A Voz do Bispo › 06/08/2021

A Vocação da Família

O segundo domingo do mês vocacional o dedicamos aos pais. Queremos colocá-los em nossas orações e refletirmos um pouco sobre essa vocação específica. Como os define o Catecismo da Igreja Católica: “Os pais, enquanto participantes da paternidade divina são os primeiros responsáveis da educação dos seus filhos e os primeiros anunciadores da fé. Tem o dever de amar e de respeitar os seus filhos como pessoas e como filhos de Deus, em especial, tem a missão de educa-los na fé cristã” (460). Isso compreendido não precisaria muito mais para perceber a beleza e importância da vocação das famílias.

Como diz o papa Francisco: “Diante das famílias e no meio delas, deve ressoar sempre de novo o primeiro anúncio, que é o ‘mais belo, mais importante, mais atraente e, ao mesmo tempo, mais necessário’ e ‘deve ocupar o centro da atividade evangelizadora’” (AL 58).

Logo depois acrescenta: “os padres sinodais partiram do olhar de Jesus, dizendo que Ele ‘olhou para as mulheres e os homens que encontrou com amor e ternura, acompanhando seus passos com verdade, paciência e misericórdia, ao anunciar as exigências do Reino de Deus’. De igual modo nos acompanha, hoje, o Senhor no nosso compromisso de viver e transmitir o Evangelho da família” (AL 60).

Esse Evangelho, o encontramos sintetizado na Alocução de Paulo VI, em visita à Terra Santa em 1964: “Que Nazaré nos ensine o que é a família, a sua comunhão de amor, a sua austera e simples beleza, o seu caráter sagrado e inviolável; aprendamos de Nazaré como é preciosa e insubstituível a educação familiar e como é fundamental e incomparável a sua função no plano social”. Quão bom seria se nossos líderes políticos entendessem isso!

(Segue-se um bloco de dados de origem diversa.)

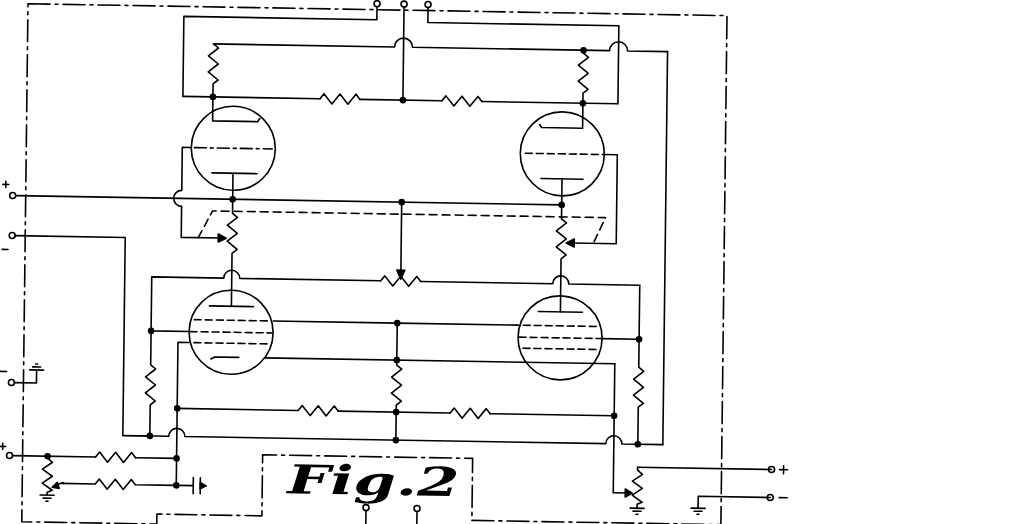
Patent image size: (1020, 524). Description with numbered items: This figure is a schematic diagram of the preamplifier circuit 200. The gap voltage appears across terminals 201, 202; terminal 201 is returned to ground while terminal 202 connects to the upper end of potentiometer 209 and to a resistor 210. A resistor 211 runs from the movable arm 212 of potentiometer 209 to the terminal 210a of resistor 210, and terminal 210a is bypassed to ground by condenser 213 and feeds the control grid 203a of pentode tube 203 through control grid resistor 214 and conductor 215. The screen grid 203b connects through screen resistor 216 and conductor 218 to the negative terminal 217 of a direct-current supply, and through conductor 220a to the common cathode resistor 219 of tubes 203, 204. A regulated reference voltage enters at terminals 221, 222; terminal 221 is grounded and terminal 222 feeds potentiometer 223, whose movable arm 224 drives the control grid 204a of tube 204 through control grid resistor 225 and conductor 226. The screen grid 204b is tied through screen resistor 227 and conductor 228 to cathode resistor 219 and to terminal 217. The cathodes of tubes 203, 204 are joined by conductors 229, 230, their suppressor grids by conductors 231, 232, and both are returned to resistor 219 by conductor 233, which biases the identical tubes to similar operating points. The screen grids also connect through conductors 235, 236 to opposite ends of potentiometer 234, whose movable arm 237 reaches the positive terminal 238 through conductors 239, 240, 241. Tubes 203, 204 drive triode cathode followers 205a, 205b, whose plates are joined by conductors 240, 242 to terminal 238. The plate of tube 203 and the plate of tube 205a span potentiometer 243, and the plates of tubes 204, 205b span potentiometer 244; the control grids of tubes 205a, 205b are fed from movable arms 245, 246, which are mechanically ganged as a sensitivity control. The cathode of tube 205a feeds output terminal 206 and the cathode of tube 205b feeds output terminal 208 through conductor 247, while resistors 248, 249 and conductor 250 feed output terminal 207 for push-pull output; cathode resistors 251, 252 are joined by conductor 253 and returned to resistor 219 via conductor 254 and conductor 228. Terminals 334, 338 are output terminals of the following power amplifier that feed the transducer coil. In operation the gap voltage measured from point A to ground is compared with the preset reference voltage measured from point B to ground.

A Gaudium et Spes definiu o matrimônio como comunidade de vida e de amor, colocando o amor no centro da família. O verdadeiro amor entre marido e mulher implica a mútua doação de si mesmo, inclui e integra a dimensão sexual e a afetividade, correspondendo ao desígnio divino. O matrimônio é uma vocação, sendo uma resposta à chamada específica para viver o amor conjugal como sinal imperfeito do amor entre Cristo e a Igreja. Por isso, a decisão de se casar e formar uma família, deve ser fruto de um discernimento vocacional (AL 72).

“Com íntima alegria e profunda consolação, a Igreja olha para as famílias que permanecem fiéis aos ensinamentos do evangelho, agradecendo-lhes pelo testemunho que dão e encorajando-as. Graças a elas torna-se credível a beleza do matrimônio indissolúvel e fiel para sempre” (AL 86).

Jovens queridos, levem a sério a vocação à paternidade e maternidade. Constituir família é algo santo e sagrado, é VOCAÇÃO. As etapas de preparação precisam ser respeitadas se querem uma vida fecunda e feliz. Parabéns a todos os pais!

 

Para refletir: Como entendo a vida de família? Essa forma de compreender a família como vocação específica faz sentido? Não são todos vocacionados a constituir família? Será que basta ter maior idade para estar pronto para casar e ter filhos? Consigo perceber sua importância para a Igreja e para a sociedade?

Textos bíblicos: 1Rs 19, 1-8; Ef 4,30-5,2; Mt 19, 1-12; Sl 33(34).